Chapitre 5



Zhayar cligna lentement des paupières avant de plisser les yeux pour mieux la détailler. Il attendait avait impatience qu'elle daigne enfin se retourner subjugué par la longueur de ses cheveux blonds comme le blé légèrement nuancé par des reflets vénitien. Il fit un pas dans sa direction cherchant un moyen d'attirer son attention alors que l'excitation qui courrait dans ses veines palpitait à mesure que son corps pivotait lentement dans sa direction. Mince et petite, la jeune femme semblait trop frêle mais alors que ses yeux parcouraient sa silhouette, enfin, son visage lui apparut dissimulé par ses cheveux. Zhayar rompit tout geste, tout mouvement et ses doigts se refermèrent contre sa paume.
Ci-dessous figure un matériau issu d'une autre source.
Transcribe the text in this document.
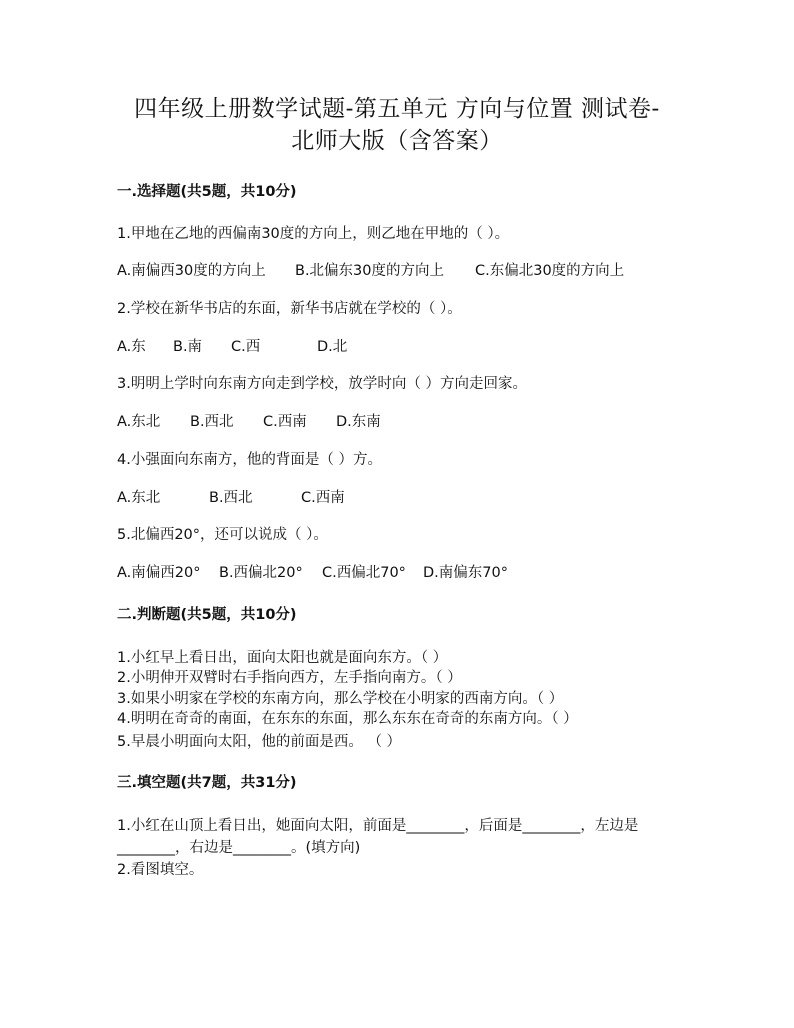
四年级上册数学试题-第五单元 方向与位置 测试卷-
北师大版（含答案）
一.选择题(共5题，共10分)
1.甲地在乙地的西偏南30度的方向上，则乙地在甲地的（ ）。
A.南偏西30度的方向上 B.北偏东30度的方向上 C.东偏北30度的方向上
2.学校在新华书店的东面，新华书店就在学校的（ ）。
A.东 B.南 C.西	D.北
3.明明上学时向东南方向走到学校，放学时向（ ）方向走回家。
A.东北 B.西北 C.西南 D.东南
4.小强面向东南方，他的背面是（ ）方。
A.东北	B.西北	C.西南
5.北偏西20°，还可以说成（ ）。
A.南偏西20° B.西偏北20° C.西偏北70° D.南偏东70°
二.判断题(共5题，共10分)
1.小红早上看日出，面向太阳也就是面向东方。（ ）
2.小明伸开双臂时右手指向西方，左手指向南方。（ ）
3.如果小明家在学校的东南方向，那么学校在小明家的西南方向。（ ）
4.明明在奇奇的南面，在东东的东面，那么东东在奇奇的东南方向。（ ）
5.早晨小明面向太阳，他的前面是西。 （ ）
三.填空题(共7题，共31分)
1.小红在山顶上看日出，她面向太阳，前面是________，后面是________，左边是
________，右边是________。(填方向)
2.看图填空。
Désarçonné à nouveau, Zhayar retint sa respiration quand enfin elle se retourna complètement et leva sa paire d'yeux vers lui. À cet instant, alors qu'il s'était longuement préparé à faire face au pire Zhayar serra convulsivement les mâchoires alors qu'un maelstrom d'émotions se propageait en lui. Deux grands yeux de couleur aigue marine se plongèrent dans les siens.
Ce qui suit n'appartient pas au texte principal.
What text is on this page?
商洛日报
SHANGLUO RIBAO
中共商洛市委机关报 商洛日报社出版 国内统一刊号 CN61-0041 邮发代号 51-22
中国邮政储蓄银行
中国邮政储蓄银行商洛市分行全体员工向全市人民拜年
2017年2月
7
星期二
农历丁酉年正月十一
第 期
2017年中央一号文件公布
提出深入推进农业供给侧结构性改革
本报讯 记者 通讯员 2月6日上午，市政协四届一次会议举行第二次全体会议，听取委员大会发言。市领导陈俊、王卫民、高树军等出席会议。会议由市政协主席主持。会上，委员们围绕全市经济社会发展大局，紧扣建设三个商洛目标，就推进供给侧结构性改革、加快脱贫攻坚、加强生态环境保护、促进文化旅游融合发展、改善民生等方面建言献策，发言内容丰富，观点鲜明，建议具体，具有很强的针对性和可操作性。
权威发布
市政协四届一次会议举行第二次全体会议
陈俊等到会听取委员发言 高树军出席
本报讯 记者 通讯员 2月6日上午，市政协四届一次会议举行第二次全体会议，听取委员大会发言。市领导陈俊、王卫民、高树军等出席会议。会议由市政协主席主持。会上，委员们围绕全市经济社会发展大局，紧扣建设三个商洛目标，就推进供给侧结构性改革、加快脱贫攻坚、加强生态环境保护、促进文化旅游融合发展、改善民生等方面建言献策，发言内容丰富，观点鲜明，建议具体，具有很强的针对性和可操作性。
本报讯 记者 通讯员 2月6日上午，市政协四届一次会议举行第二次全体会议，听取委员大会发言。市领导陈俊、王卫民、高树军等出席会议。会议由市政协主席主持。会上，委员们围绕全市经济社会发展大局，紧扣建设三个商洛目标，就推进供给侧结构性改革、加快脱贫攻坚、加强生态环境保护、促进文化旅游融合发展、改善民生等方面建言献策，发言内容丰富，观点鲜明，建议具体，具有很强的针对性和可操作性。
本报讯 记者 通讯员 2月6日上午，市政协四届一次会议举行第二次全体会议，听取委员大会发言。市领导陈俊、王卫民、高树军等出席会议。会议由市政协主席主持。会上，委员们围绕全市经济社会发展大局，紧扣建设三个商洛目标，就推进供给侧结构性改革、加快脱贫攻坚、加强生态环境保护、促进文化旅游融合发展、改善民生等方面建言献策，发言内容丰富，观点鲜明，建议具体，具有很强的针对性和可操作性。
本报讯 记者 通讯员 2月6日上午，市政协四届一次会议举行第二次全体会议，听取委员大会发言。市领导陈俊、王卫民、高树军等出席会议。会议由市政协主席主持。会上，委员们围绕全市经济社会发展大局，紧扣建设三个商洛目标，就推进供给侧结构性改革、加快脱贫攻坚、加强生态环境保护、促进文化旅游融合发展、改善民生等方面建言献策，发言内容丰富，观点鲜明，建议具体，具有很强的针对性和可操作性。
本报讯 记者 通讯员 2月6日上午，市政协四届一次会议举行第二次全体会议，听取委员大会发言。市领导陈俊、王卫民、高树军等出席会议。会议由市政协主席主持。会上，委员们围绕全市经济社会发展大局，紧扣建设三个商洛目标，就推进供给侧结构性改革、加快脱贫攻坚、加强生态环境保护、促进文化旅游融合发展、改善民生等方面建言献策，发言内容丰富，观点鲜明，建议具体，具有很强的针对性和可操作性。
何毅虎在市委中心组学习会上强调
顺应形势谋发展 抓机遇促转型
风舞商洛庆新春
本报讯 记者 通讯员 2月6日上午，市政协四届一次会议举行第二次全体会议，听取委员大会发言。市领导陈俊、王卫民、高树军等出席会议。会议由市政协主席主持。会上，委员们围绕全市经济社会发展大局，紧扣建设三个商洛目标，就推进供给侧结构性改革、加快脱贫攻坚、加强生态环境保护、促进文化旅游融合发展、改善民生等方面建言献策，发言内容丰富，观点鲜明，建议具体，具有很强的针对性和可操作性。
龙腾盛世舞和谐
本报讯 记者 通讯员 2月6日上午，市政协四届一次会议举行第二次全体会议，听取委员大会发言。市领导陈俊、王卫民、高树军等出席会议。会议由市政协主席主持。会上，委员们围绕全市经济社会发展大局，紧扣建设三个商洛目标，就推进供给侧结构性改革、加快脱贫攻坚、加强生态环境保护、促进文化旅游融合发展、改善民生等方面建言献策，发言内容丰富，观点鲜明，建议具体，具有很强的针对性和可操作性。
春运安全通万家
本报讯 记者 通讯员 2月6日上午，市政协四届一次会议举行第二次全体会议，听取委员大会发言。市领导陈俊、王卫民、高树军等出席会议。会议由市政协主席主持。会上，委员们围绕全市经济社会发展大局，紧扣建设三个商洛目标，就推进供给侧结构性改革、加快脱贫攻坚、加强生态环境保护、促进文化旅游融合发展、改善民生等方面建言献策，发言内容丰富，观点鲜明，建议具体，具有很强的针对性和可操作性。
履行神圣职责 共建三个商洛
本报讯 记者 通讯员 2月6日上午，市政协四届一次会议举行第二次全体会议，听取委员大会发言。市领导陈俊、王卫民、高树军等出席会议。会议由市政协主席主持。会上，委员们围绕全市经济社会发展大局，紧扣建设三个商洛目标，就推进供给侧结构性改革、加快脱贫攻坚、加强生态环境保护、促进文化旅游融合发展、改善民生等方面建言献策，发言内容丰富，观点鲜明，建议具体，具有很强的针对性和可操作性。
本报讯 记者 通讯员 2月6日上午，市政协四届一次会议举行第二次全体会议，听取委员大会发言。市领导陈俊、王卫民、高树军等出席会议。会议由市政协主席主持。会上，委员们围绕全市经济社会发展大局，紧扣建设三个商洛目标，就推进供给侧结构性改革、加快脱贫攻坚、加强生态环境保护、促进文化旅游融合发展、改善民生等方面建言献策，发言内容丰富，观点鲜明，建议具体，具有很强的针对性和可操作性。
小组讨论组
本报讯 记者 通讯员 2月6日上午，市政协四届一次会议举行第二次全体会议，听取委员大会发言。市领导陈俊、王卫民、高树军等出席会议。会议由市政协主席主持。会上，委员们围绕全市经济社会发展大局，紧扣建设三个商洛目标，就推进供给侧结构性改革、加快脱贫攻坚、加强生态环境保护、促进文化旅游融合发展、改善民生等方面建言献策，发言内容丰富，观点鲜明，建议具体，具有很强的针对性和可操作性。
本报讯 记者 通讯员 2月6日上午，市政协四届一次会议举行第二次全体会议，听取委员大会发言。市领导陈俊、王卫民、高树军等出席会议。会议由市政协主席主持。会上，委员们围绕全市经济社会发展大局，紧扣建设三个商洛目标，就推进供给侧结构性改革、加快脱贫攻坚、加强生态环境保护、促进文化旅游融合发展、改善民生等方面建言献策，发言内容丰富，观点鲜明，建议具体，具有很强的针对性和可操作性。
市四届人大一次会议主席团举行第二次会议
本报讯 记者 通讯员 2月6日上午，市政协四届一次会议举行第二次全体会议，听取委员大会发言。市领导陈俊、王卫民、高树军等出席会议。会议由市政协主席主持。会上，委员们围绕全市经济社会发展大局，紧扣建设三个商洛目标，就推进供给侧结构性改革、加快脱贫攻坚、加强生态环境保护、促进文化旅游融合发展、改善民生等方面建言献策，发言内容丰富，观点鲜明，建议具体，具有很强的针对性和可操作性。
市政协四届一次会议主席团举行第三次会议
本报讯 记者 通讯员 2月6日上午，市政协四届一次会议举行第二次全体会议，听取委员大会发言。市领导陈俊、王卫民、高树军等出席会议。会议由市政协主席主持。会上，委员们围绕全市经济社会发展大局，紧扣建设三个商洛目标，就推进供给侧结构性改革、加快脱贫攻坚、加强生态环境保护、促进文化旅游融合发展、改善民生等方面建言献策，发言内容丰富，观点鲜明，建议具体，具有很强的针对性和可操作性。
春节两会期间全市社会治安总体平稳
Banale ? Lui avait-on dit ?

Une furieuse colère envahissait tout son être alors qu'il poursuivait son observation. Elle n'avait aucune imperfection, rien ! Pas même un défaut susceptible de l'empêcher d'étrangler Hassan pour lui avoir délibérément menti !

Sa peau d'albâtre semblait aussi lisse que de la soie. Ses traits étaient proche de la perfection si on retirait les cernes sous ses yeux brodés de longs cils. Quant à sa bouche, pulpeuse et aussi rouge qu'un fruit défendu...elle était dessinée pour être embrassée.

Conscient de la dévisager comme un fou furieux Zhayar tenta de détendre ses traits pour ne rien laisser paraître de son tumulte intérieur. Malheureusement il ne parvenait pas à détourner son regard de cette petite poupée sortie tout droit d'un roman historique qui portait un manteau dix fois trop long pour elle, dissimulant une robe nacrée. L'avait-elle démasqué ?

Zhayar observa son expression et nota une légère frayeur dans ses yeux. Elle semblait très timide, les yeux perdus dans la pièce, évitant soigneusement son regard.

- Bonjour, votre majesté...

Oui, c'était bien elle.

Pendant un court instant il avait songé à une fausse blague de la part d'Hassan. Hélas sa voix douce était bien celle qui le hantait depuis plus d'un mois. Des souvenirs désagréables lui revinrent à l'esprit.

Voilà à quoi ressemblait la jeune femme qui avait supporté ses colères, ses rages, sa méprise, cette table qu'il avait renversée afin de lui faire peur ?

Maintenant qu'il pouvait voir son visage fin, il imaginait très clairement les expressions horrifiées qu'elle avait pu esquisser tout au long de son séjour au palais.

Puis d'autres souvenirs se mirent à l'envahir.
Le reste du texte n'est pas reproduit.